Spherical Boltzmann machines: a solvable theory of learning and generation in energy-based models
This work provides a theoretical framework for understanding learning and generation in energy-based models, which are widely used but poorly understood.
The authors analyze a solvable energy-based model, the spherical Boltzmann machine, in the high-dimensional limit, deriving exact equations for training dynamics and uncovering phase transitions that explain phenomena like double descent and sampling temperature tuning. These phenomena are shown to extend to standard generative architectures.

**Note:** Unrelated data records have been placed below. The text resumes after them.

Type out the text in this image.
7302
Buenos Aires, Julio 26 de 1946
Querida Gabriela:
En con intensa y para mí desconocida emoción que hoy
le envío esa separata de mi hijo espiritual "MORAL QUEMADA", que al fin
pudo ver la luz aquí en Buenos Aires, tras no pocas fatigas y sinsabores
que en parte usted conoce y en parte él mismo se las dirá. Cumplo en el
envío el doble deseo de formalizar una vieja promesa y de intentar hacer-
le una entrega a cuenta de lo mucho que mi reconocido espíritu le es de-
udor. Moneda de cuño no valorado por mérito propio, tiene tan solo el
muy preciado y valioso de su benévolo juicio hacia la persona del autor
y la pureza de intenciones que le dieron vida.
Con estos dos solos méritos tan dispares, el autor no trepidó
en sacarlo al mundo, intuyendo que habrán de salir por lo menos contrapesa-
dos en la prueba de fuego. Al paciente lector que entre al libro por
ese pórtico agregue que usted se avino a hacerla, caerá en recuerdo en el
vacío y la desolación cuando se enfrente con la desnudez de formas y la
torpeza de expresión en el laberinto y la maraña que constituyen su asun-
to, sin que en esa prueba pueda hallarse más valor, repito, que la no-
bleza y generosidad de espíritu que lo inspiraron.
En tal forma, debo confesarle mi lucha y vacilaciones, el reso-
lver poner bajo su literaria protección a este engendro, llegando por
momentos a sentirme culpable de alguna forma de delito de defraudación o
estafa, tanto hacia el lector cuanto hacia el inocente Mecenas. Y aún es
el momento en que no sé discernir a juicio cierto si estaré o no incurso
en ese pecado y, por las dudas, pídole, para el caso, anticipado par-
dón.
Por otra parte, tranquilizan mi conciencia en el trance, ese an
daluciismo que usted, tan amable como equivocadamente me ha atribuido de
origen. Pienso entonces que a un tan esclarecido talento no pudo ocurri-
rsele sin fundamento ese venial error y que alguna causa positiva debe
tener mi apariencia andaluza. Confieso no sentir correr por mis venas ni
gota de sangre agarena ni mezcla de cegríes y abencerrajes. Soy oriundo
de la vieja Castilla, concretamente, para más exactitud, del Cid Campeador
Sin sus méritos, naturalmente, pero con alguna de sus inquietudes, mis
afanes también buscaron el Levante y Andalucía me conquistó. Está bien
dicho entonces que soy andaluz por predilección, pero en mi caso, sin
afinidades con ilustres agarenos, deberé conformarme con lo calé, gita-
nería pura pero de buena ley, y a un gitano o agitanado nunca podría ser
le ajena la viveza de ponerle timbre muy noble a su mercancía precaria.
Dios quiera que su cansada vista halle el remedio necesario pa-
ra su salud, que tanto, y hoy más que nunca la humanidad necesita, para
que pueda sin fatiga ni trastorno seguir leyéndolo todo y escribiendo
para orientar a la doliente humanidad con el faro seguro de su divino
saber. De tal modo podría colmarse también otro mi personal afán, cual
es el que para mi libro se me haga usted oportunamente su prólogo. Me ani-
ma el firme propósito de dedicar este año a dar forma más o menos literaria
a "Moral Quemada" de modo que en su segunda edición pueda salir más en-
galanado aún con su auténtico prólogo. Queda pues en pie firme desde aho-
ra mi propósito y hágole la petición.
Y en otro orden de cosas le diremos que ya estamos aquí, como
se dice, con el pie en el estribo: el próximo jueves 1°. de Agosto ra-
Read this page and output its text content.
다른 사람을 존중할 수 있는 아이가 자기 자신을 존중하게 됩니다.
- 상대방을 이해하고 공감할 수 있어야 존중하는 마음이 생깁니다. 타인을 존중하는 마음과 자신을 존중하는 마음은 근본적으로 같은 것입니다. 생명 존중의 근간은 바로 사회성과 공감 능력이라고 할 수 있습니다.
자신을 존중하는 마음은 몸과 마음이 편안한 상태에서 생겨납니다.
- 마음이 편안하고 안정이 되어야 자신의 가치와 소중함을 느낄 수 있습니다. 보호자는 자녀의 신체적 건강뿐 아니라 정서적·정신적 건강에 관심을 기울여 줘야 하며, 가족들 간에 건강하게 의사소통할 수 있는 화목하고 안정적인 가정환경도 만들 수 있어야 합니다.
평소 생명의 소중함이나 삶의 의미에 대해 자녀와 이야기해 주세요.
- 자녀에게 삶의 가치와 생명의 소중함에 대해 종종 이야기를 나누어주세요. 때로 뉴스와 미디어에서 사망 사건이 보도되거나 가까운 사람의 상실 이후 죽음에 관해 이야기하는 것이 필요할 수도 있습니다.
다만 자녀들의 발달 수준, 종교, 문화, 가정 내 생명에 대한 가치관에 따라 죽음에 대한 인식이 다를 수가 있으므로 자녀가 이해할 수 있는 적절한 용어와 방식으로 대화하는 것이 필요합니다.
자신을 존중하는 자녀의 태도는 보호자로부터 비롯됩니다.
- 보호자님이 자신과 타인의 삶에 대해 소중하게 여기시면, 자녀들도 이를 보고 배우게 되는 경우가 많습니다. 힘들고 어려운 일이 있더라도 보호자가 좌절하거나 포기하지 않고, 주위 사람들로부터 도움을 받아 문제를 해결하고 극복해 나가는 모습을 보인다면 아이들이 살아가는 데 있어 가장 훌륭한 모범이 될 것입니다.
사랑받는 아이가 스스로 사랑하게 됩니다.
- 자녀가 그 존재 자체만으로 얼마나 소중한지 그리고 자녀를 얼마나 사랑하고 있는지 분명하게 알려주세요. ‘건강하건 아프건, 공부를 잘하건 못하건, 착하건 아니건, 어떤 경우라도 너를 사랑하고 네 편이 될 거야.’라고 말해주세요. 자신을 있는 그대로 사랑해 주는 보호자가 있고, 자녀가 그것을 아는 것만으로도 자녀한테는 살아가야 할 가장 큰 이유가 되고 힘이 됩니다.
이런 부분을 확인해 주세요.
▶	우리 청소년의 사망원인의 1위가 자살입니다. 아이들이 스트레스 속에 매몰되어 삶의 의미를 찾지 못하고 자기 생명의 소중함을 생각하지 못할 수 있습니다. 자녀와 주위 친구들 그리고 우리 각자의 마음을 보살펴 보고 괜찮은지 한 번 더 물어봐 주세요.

Energy-based models (EBMs) are flexible generative architectures inspired by statistical physics, but their learning and generative properties remain poorly understood. Here, we analyze a solvable EBM in the high-dimensional limit: the spherical Boltzmann machine (SBM). Combining tools from random matrix theory and dynamical mean-field theory, we: solve exact equations describing the training dynamics of the SBM; compute the Bayesian evidence, which acts as a partition function in parameter space and encodes global properties of the trained model; and uncover cascades of phase transitions that occur both during training and as a function of hyperparameters, related to successive alignment and condensation of the top modes of the coupling matrix to the data. We connect these transitions to sampling-time generative phenomena in a teacher-student scenario, including: sampling temperature tuning, double descent as a function of regularization strength, tempered posterior effects, and out-of-equilibrium effects during training that induce biases in the trained model. We provide numerical evidence demonstrating that all these phenomena appear in standard generative architectures, beyond the SBM.